Mais ce projet aura mis presque deux ans à voir le jour, les négociations butant sur les modalités de fonctionnement et le choix des noms de la liste onusienne. Jusqu'à cet été encore, les tractations semblaient au point mort.
«Il est temps de se rendre compte que cela n'a pas progressé et que cela reste hors d'atteinte. Parce que c'est ce que veut le régime –que cela reste hors d'atteinte», avait martelé en juin dernier l'ambassadeur américain à l'ONU Jonathan Cohen, suggérant au nouvel émissaire spécial pour la Syrie Geir Pedersen de «passer à autre chose».
La carotte des fonds occidentaux
Mais Moscou semble être parvenu finalement à convaincre Bachar el-Assad de coopérer, en contrepartie d'éventuels fonds occidentaux pour la reconstruction d'un pays en ruine.
L'Europe et les États-Unis ont conditionné, en effet, le déblocage de financements nécessaires à la reconstruction à de réels progrès vers un règlement du conflit.

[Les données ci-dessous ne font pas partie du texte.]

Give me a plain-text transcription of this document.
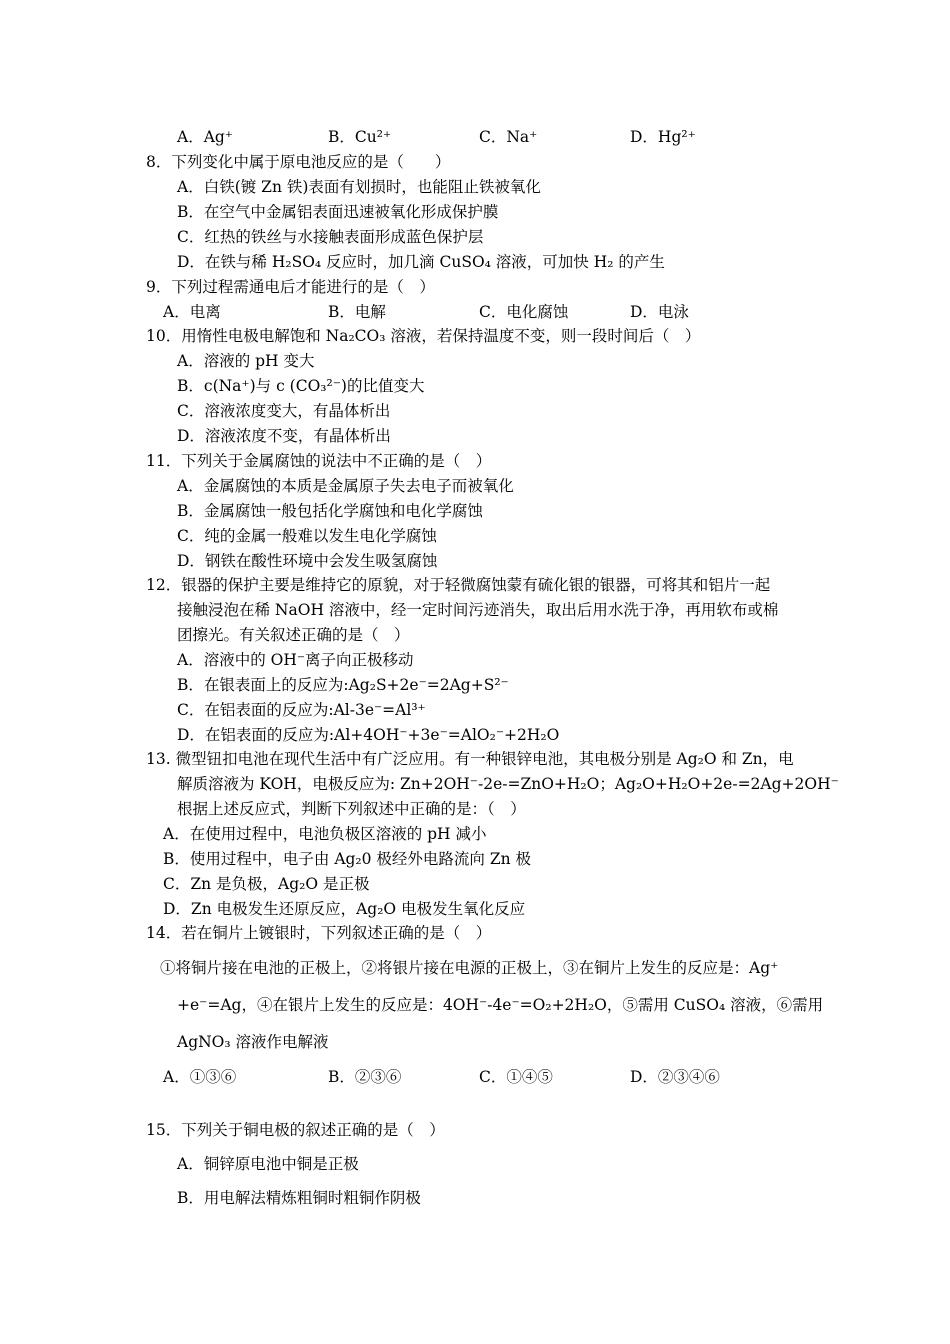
A．Ag⁺	B．Cu²⁺	C．Na⁺	D．Hg²⁺
8．下列变化中属于原电池反应的是（　　）
A．白铁(镀 Zn 铁)表面有划损时，也能阻止铁被氧化
B．在空气中金属铝表面迅速被氧化形成保护膜
C．红热的铁丝与水接触表面形成蓝色保护层
D．在铁与稀 H₂SO₄ 反应时，加几滴 CuSO₄ 溶液，可加快 H₂ 的产生
9．下列过程需通电后才能进行的是（　）
A．电离	B．电解	C．电化腐蚀	D．电泳
10．用惰性电极电解饱和 Na₂CO₃ 溶液，若保持温度不变，则一段时间后（　）
A．溶液的 pH 变大
B．c(Na⁺)与 c (CO₃²⁻)的比值变大
C．溶液浓度变大，有晶体析出
D．溶液浓度不变，有晶体析出
11．下列关于金属腐蚀的说法中不正确的是（　）
A．金属腐蚀的本质是金属原子失去电子而被氧化
B．金属腐蚀一般包括化学腐蚀和电化学腐蚀
C．纯的金属一般难以发生电化学腐蚀
D．钢铁在酸性环境中会发生吸氢腐蚀
12．银器的保护主要是维持它的原貌，对于轻微腐蚀蒙有硫化银的银器，可将其和铝片一起
接触浸泡在稀 NaOH 溶液中，经一定时间污迹消失，取出后用水洗于净，再用软布或棉
团擦光。有关叙述正确的是（　）
A．溶液中的 OH⁻离子向正极移动
B．在银表面上的反应为:Ag₂S+2e⁻=2Ag+S²⁻
C．在铝表面的反应为:Al-3e⁻=Al³⁺
D．在铝表面的反应为:Al+4OH⁻+3e⁻=AlO₂⁻+2H₂O
13. 微型钮扣电池在现代生活中有广泛应用。有一种银锌电池，其电极分别是 Ag₂O 和 Zn，电
解质溶液为 KOH，电极反应为: Zn+2OH⁻-2e-=ZnO+H₂O；Ag₂O+H₂O+2e-=2Ag+2OH⁻
根据上述反应式，判断下列叙述中正确的是：（　）
A．在使用过程中，电池负极区溶液的 pH 减小
B．使用过程中，电子由 Ag₂0 极经外电路流向 Zn 极
C．Zn 是负极，Ag₂O 是正极
D．Zn 电极发生还原反应，Ag₂O 电极发生氧化反应
14．若在铜片上镀银时，下列叙述正确的是（　）
①将铜片接在电池的正极上，②将银片接在电源的正极上，③在铜片上发生的反应是：Ag⁺
+e⁻=Ag，④在银片上发生的反应是：4OH⁻-4e⁻=O₂+2H₂O，⑤需用 CuSO₄ 溶液，⑥需用
AgNO₃ 溶液作电解液
A．①③⑥	B．②③⑥	C．①④⑤	D．②③④⑥
15．下列关于铜电极的叙述正确的是（　）
A．铜锌原电池中铜是正极
B．用电解法精炼粗铜时粗铜作阴极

Ruinée, et sous le coup d'une batterie de sanctions internationales, la Syrie a cruellement besoin des fonds internationaux pour se redresser.
Malgré cette réalité économique, les chances que Bachar el-Assad consente à réformer en profondeur son système totalitaire sont infimes, estiment certains.
«Que la volonté d'obstruction du régime se poursuive, cela fait partie des craintes et des défis les plus importants», a récemment souligné le chef de l'opposition syrienne en exil Nasr Hariri. Damas a d'ailleurs d'ores et déjà averti qu'«aucun calendrier ou date butoir ne sera imposé au comité», rejetant toute «ingérence étrangère».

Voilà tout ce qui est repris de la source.